Menurut Fadly Amran, keberadaan Sentra Rendang memiliki peran penting dalam mendukung Program Unggulan (Progul) UMKM Naik Kelas, khususnya dalam meningkatkan keterampilan, kewirausahaan, serta pengembangan produk unggulan Kota Padang.
Ia menyebutkan, fasilitas yang tersedia tidak hanya dapat dimanfaatkan untuk produksi rendang, tetapi juga untuk pengembangan berbagai produk UMKM lainnya. Karena itu, ia mengajak para pelaku usaha memanfaatkan fasilitas tersebut secara maksimal.
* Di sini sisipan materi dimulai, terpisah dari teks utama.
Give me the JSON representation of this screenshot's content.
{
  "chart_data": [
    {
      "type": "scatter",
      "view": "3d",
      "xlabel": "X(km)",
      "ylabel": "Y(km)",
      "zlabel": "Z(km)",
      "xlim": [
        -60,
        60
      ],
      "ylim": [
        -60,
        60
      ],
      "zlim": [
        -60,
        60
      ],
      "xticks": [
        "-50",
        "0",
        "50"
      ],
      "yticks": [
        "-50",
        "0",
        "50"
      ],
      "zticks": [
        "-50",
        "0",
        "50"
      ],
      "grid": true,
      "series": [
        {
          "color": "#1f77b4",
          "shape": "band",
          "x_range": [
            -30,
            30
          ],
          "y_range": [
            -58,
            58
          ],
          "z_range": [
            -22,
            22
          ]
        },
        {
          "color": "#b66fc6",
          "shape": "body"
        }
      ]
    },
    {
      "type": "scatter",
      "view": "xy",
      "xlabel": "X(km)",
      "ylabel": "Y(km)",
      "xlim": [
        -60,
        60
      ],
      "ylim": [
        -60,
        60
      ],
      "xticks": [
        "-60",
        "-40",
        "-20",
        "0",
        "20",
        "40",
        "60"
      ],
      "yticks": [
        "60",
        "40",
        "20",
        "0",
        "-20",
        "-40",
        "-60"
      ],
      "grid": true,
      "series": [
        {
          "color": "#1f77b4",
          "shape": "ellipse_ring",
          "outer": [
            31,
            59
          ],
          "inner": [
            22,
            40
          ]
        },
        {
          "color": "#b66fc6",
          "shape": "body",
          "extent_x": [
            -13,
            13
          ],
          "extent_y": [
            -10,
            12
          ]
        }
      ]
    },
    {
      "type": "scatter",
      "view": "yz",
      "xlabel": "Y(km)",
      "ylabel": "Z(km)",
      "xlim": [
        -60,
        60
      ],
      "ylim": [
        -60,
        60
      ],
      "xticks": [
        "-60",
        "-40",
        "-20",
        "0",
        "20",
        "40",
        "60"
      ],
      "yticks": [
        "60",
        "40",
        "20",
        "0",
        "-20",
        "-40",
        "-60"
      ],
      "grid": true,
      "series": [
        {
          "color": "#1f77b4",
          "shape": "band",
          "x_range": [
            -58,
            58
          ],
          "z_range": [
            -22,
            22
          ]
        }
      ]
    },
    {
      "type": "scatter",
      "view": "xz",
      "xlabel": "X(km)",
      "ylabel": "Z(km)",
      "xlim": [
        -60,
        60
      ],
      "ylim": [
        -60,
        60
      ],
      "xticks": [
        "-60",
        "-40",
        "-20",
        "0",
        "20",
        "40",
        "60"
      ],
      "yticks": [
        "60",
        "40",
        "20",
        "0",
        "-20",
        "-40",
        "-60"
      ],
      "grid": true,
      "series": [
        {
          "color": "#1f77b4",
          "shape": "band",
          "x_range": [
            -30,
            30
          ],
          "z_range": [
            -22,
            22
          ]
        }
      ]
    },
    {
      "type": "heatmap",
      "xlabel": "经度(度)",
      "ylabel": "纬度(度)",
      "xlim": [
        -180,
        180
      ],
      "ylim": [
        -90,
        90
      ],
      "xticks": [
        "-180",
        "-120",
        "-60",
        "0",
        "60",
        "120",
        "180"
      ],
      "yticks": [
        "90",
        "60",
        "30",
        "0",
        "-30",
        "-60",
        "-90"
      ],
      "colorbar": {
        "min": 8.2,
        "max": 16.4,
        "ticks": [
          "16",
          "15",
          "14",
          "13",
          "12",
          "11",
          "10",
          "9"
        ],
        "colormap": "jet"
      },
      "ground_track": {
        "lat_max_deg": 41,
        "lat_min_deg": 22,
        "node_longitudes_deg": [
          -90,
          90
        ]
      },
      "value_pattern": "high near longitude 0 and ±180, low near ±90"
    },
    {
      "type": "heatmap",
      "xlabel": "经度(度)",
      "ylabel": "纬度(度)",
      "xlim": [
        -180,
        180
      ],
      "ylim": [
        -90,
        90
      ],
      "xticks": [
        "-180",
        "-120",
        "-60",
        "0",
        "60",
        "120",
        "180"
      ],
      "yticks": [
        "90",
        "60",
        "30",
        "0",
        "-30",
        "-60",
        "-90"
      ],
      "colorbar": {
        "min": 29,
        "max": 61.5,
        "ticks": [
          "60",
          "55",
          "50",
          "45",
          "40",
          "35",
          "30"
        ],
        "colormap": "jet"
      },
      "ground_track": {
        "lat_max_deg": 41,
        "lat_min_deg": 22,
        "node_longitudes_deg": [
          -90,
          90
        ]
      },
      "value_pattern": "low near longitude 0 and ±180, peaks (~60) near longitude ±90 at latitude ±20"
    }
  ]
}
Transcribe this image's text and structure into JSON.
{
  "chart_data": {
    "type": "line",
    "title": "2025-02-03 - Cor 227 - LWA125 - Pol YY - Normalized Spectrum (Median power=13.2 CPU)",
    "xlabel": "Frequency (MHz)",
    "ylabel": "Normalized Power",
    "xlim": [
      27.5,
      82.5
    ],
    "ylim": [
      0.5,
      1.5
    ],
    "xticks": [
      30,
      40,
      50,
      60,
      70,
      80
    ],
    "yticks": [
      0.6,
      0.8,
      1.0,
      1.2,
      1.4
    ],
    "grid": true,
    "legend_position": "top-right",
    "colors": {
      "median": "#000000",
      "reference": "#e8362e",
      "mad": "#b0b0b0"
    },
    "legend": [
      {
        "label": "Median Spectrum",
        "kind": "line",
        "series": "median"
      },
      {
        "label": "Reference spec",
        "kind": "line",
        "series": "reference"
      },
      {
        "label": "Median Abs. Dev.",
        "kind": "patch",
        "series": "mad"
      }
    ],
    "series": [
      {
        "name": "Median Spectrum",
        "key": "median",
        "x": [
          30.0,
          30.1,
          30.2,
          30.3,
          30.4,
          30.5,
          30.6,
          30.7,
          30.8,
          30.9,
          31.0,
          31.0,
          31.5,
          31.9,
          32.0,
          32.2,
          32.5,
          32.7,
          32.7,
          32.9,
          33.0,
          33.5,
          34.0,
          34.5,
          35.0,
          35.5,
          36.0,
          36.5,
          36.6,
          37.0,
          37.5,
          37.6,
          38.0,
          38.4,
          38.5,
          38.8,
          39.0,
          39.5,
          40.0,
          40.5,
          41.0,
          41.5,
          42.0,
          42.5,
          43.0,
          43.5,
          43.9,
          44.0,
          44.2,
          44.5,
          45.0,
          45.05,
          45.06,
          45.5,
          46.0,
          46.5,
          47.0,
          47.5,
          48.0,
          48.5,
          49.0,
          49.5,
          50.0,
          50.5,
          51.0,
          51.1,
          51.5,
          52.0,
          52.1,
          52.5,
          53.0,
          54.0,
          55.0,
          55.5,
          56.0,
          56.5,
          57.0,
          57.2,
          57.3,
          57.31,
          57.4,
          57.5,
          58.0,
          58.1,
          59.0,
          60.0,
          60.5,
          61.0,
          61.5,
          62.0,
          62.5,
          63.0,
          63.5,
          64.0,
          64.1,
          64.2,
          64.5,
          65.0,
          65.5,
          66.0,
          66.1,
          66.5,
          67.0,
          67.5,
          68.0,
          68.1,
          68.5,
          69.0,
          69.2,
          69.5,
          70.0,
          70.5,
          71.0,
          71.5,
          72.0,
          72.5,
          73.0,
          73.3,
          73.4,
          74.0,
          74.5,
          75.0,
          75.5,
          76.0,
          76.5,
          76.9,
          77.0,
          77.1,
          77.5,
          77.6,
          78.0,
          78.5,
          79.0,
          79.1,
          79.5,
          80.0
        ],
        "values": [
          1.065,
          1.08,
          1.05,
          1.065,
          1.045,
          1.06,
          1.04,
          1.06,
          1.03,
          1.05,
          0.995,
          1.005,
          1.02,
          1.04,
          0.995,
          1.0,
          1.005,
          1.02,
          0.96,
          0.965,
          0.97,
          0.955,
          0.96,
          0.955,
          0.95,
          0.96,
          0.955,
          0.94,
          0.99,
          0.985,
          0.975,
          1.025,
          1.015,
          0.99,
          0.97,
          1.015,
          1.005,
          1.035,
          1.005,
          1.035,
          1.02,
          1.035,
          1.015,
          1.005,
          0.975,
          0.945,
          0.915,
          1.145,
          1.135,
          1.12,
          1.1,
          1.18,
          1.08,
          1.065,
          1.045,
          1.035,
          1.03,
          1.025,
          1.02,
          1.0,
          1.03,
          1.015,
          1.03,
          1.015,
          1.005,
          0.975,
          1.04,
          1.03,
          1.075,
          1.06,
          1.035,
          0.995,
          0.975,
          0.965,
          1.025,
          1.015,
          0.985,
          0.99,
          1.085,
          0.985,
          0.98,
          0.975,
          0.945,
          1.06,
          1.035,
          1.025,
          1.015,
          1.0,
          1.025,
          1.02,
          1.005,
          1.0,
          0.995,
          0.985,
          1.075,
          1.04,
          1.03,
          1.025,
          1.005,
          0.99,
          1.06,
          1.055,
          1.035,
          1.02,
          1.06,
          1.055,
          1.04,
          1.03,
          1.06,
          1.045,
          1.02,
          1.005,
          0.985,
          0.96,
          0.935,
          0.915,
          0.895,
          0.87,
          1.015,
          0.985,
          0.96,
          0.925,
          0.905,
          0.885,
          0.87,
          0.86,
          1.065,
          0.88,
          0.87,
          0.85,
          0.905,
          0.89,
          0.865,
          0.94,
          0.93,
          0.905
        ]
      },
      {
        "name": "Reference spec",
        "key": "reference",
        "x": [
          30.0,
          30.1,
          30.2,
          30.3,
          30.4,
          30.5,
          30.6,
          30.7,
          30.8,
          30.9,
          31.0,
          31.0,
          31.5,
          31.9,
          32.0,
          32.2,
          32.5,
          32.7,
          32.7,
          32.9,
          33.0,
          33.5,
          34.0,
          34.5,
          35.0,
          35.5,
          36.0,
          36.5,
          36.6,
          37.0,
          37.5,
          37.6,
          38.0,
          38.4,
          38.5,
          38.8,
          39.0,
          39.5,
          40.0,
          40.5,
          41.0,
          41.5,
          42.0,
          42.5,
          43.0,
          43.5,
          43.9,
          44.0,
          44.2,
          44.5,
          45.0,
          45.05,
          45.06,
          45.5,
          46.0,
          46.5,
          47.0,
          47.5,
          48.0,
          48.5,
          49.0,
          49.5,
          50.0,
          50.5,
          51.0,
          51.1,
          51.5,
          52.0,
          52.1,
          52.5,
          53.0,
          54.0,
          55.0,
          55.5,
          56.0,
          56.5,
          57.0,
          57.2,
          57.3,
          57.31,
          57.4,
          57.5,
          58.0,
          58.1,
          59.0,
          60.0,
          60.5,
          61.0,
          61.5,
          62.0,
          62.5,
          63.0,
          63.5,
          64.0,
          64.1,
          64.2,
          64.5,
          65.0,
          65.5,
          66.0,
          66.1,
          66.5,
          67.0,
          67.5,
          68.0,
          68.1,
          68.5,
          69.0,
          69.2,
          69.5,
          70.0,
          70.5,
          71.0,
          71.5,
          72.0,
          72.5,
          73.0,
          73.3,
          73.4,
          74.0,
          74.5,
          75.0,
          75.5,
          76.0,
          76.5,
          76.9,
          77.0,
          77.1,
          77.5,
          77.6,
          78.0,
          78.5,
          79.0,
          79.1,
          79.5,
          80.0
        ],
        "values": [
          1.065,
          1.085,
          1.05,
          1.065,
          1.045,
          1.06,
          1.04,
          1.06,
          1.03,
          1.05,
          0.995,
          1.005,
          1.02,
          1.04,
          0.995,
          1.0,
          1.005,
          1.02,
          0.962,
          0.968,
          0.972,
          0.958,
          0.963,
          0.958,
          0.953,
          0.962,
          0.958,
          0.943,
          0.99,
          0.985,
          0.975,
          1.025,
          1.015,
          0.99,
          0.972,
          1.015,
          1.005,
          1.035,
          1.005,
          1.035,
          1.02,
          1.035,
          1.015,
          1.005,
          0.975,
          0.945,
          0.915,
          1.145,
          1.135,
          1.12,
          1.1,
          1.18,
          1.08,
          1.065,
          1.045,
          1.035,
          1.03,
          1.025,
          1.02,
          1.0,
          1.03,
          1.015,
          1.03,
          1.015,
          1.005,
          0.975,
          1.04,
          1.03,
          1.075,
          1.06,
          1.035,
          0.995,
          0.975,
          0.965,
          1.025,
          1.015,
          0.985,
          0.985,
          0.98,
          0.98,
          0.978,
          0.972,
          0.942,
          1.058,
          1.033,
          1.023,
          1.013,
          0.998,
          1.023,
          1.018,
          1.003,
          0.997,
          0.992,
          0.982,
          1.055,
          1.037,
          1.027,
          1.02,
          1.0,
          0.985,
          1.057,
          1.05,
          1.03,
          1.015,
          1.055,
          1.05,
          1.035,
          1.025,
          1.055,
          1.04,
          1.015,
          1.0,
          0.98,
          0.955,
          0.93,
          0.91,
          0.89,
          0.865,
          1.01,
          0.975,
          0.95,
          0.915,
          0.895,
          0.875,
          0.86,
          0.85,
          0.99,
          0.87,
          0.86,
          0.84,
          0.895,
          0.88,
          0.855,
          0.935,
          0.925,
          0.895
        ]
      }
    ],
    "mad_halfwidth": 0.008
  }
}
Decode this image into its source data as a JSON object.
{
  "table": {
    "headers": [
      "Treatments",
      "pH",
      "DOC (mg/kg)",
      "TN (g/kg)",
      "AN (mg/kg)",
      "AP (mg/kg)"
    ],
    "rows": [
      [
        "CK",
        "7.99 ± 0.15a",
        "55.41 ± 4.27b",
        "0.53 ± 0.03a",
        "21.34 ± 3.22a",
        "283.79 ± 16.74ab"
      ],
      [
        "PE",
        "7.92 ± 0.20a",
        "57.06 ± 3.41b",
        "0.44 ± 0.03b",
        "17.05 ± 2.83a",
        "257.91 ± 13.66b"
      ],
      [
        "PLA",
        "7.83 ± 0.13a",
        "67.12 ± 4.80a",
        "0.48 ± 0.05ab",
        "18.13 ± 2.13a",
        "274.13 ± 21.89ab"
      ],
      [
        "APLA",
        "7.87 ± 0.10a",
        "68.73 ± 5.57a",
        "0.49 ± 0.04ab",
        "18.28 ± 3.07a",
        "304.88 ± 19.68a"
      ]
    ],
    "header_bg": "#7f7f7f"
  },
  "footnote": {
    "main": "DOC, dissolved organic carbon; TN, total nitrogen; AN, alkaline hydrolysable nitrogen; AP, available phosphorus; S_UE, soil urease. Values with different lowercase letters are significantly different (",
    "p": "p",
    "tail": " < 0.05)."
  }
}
“Kami mengajak warga Kota Padang yang memiliki produk UMKM untuk memanfaatkan fasilitas Sentra Rendang Kota Padang. Pemerintah Kota tidak akan membebani biaya yang besar untuk mencari untung, hanya retribusi sesuai ketentuan dan peraturan yang berlaku," ujarnya.
Kepala Dinas Tenaga Kerja dan Perindustrian Kota Padang Feri Erviyan Rinaldy menjelaskan, Sentra Rendang telah siap digunakan sejak 2024. Namun, pemanfaatannya belum optimal karena masih terdapat sejumlah peralatan dan fasilitas yang membutuhkan dukungan anggaran untuk pemeliharaan.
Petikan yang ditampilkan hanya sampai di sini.